A higher-order aggregation of clonotypes that have different CDR3 nucleotide sequences, but might recognize the same antigen because they have the same or similar CDR3 amino acid sequence.

Private clonotype

A clonotype that is specific for a certain patient.

Public clonotype

A clonotype that is shared across multiple patients, e.g. a clonotype recognizing common viral epitope.

Image from [SMR+18] under the CC BY-4.0 license.¶

Tissue-specific clonotype

A clonotype that only occurs in a certain tissue of a certain patient.

Multi-tissue clonotype

A clonotype that occurs in multiple tissues of the same patient.

Convergent evolution of clonotypes

It has been proposed that TCRs are subject to convergent evolution, i.e. a selection pressure that leads to TCRs recognizing the same antigen ([VKP+06]).

Evidence of convergent evolution could be clonotypes with the same CDR3 amino acid sequence, but different CDR3 nucleotide sequences (due to synonymous codons) or clonotypes with highly similar CDR3 amino acid sequences that recognize the same antigen.

Epitope

The part of an antigen that is recognized by the TCR (or B-cell receptor, or antibody).

CDR3

Complementary-determining region 3. See CDR.

CDR

Complementary-determining region. The diversity and, therefore, antigen-specificity of TCRs is predominanly determined by three hypervariable loops (CDR1, CDR2, and CDR3) on each of the α- and β receptor arms.

CDR1 and CDR2 are fully encoded in germline V genes. In contrast, the CDR3 loops are assembled from V and J segments (TCR-α) and V, D and J segments (TCR-β) and comprise random additions and deletions at the junction sites (see also V(D)J). Thus, CDR3 regions make up a large part of the TCR variability and are therefore thought to be particularly important for antigen specificity (reviewed in [AHS15]).

Image from [AHS15] under the CC BY-NC-SA-3.0 license.¶

V(D)J

The variability of TCR chain sequences originates from the genetic recombination of Variable, Diversity and Joining gene segments. The TCR-α chain gets assembled from V and J loci only, the TCR-β chain from all three V, D and J loci.

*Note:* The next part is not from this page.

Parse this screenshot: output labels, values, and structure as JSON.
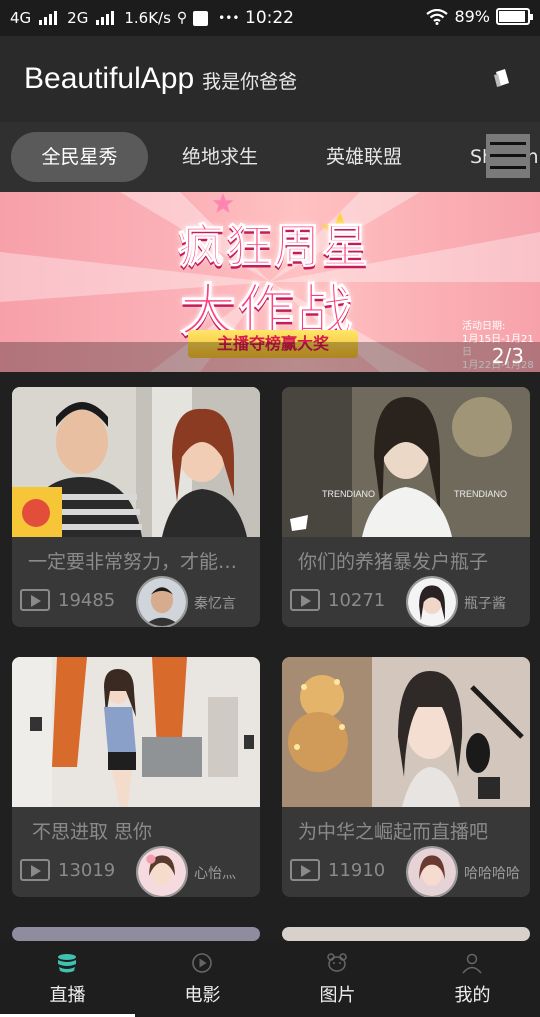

As an example, the figure below shows how a TCR-α chain is assembed from the tra locus. V to J recombination joins one of many TRAV segments to one of many TRAJ segments. Next, introns are spliced out, resulting in a TCR-α chain transcript with V, J and C segments directly next to each other (reviewed in [AHS15]).

Image from [AHS15] under the CC BY-NC-SA-3.0 license.¶

Dual TCR

TCRs with more than one pair of α- and β chains. While this was previously thought to be impossible due to the mechanism of allelic exclusion ([BSB10]), there is an increasing amound of evidence for a bona fide dual-TCR population ([SB19], [JPG10]).

For more information on how Scirpy handles dual TCRs, see the page about our TCR model.

Multichain-cell

Cells with more than two α- and β chains that do not fit into the Dual TCR model. These are usually rare and could be explained by doublets/multiplets, i.e. two ore more cells that were captured in the same droplet.

(a) UMAP plot of 96,000 cells from [WMdA+20] with at least one detected CDR3 sequence with multichain-cells (n=474) highlighted in green. (b) Comparison of detected reads per cell in multichain-cells and other cells. Multichain cells comprised significantly more reads per cell (p = 9.45 × 10−251, Wilcoxon-Mann-Whitney-test), supporting the hypothesis that (most of) multichain cells are technical artifacts arising from cell-multiplets ([IKK+16]).¶

Orphan chain

A TCR chain is called orphan, if its corresponding counterpart has not been detected. For instance, if a cell has only a TCR-α chain, but no TCR-β chain, the cell will be flagged as “Orphan alpha”.

Orphan chains are most likley the effect of stochastic dropouts due to sequencing inefficiencies.